Des situations telles que celle-ci laissent voir que les procureurs devraient être cohérents. Ils devraient conclure que si les policiers mentent et répriment, on ne peut pas utiliser ces mensonges pour imputer et fonder sur eux des mises en accusation contre les personnes qui sont détenues. Ils devraient aussi rehausser les standards normatifs pour établir les faits lorsque la prison préventive est décrétée.

Deuxièmement, les personnes poursuivies doivent être traitées avec plus de clémence. Dans cet ordre de choses, nous sommes préoccupés par le grand nombre de peines de prison préventive imposées aux manifestants. Il est inquiétant que des personnes soient placées en détention préventive pour avoir troublé l’ordre public, tandis que d’autres personnes, des fonctionnaires qui répriment ces troubles et blessent gravement des manifestants, se voient imposer des mesures de précaution moins intenses. Il s’agit d’un problème de deux poids, deux mesures difficile à expliquer.

C’est aussi un problème de double standard, et nous le disons de manière responsable, le fait qu’à certaines occasions tous les accusés se retrouvent avec des mesures punitives mineures et à d’autres, en détention provisoire. Cela indique qu’il y a des procureurs plus durs que d’autres dans le traitement de ces faits, influencés peut-être par des préjugés politiques, et qu’il y a aussi des juges en garantie plus sévères que d’autres. Apparemment, ce qu’il faudrait c’est la désignation de procureurs dont la tâche première serait le traitement de ces cas, de manière à garantir l’application de critères similaires et ainsi assurer l’égalité des imputés devant la loi. Parce qu’il n’y a pas d’égalité devant la loi si le détenu dépend du procureur ou du juge en garantie qui était « de garde » au moment de son arrestation. Il faut considérer, par exemple, qu’à Copiapó il y a plus d’une centaine de personnes emprisonnées pour des actes de contestation sociale. Il s’agit de la prison qui compte le plus grand nombre de détenus par rapport à la population de la ville dans laquelle elle est située. Ceci selon les données de la Gendarmerie elle-même.

Nous craignons que l’imputation de délits gravés ne soit utilisée pour dissimuler les graves abus subis par les détenus. Beaucoup de détenus, après avoir été sévèrement battus et torturés, sont ensuite inculpés de délits aggravés afin de dissimuler le crime de violations des droits de la personne et, dans certains cas, les détenus sont poursuivis en justice par la Loi sur la sécurité de l’État, ce qui par définition est un crime politique.

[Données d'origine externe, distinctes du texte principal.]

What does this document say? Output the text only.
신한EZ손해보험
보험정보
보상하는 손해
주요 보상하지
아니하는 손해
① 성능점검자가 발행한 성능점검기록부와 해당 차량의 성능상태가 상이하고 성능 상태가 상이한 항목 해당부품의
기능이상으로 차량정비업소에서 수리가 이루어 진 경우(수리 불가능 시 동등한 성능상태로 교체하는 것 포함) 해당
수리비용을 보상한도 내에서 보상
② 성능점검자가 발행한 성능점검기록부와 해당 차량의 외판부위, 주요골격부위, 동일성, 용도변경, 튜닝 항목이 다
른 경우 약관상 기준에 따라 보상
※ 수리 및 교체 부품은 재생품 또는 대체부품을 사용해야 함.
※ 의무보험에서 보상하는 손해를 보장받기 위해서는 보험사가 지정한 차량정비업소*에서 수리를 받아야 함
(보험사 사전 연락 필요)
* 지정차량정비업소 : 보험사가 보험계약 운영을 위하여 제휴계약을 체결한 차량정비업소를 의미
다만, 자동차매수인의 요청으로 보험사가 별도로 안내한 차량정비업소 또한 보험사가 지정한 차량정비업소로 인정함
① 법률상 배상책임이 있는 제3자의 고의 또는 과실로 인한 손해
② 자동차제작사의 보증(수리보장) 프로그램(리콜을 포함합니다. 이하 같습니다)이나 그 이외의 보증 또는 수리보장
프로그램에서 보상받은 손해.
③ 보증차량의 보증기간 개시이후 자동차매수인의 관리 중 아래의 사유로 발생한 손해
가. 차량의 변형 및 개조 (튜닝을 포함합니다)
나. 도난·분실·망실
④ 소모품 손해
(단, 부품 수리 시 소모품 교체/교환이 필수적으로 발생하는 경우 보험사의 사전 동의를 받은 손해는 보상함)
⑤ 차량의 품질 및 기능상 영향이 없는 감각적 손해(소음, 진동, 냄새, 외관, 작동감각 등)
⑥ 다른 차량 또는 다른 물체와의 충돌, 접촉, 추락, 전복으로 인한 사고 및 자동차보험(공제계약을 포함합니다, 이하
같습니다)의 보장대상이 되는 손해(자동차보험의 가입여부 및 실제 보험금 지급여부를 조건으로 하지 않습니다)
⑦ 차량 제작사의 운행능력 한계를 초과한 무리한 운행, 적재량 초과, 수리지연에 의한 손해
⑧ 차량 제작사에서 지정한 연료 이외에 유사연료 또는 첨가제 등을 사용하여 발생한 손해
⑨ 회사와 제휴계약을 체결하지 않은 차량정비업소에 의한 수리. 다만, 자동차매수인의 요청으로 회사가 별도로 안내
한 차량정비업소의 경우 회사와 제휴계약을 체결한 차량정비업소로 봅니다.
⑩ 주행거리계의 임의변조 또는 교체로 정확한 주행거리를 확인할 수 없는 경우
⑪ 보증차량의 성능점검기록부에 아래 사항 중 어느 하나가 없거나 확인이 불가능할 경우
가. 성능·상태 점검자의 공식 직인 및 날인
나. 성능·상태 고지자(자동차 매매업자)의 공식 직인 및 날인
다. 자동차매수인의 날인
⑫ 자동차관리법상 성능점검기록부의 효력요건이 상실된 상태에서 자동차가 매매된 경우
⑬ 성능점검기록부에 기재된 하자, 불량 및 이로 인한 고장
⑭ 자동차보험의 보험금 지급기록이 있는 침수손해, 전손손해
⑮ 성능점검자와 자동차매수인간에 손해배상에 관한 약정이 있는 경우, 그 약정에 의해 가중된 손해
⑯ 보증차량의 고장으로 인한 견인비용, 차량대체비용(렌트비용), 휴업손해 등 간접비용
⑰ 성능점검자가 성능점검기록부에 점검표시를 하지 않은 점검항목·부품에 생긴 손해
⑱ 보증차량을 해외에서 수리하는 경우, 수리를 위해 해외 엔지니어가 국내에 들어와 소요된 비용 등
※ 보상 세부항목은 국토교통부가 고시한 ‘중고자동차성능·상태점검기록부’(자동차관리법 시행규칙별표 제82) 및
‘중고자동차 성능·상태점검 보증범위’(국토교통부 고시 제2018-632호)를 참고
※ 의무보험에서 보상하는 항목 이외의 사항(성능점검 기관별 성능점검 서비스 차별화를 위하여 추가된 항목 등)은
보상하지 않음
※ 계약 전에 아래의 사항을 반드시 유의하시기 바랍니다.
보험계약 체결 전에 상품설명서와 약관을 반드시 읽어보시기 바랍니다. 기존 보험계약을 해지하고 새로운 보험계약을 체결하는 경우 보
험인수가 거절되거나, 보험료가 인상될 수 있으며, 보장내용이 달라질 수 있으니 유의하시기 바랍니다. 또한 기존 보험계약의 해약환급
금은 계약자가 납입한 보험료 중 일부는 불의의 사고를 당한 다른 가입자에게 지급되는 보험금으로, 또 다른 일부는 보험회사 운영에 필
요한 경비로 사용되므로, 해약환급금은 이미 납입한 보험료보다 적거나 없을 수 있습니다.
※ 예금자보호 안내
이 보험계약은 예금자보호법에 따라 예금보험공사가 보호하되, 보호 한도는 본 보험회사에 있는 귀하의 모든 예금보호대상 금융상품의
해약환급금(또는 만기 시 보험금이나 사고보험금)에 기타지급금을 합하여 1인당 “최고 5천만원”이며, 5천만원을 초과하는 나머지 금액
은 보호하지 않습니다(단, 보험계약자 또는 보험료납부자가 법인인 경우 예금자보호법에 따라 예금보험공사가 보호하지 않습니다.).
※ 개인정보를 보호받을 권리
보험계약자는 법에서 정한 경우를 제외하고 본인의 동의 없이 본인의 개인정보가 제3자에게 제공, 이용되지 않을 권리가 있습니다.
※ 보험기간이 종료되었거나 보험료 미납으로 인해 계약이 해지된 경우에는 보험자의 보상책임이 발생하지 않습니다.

En ce sens, nous considérons qu’il est nécessaire de tenir une discussion sur ce qu’implique la prison politique, le traitement qui lui est réservé et le contexte social dans lequel elle se produit. Le pouvoir judiciaire doit assurer la continuité d’une ligne cohérente et mettre en accusation les policiers avec un traitement approprié et établi par la loi. Les manifestants qui ont été arrêtés, la plupart d’entre eux à notre avis, doivent être libérés parce qu’ils ont exercé le droit de manifester. Et pour ceux ayant commis des délits mineurs, on doit considérer les circonstances particulières, c’est-à-dire que ce sont des délits avec motivation politique. Des crimes politiques qui doivent être traités en tant que tels.

Équipe juridique
CODEPU


(1) Au Chili, le juge en garantie a comme rôle d’assurer les droits des personnes accusées et des autres intervenants dans le processus pénal.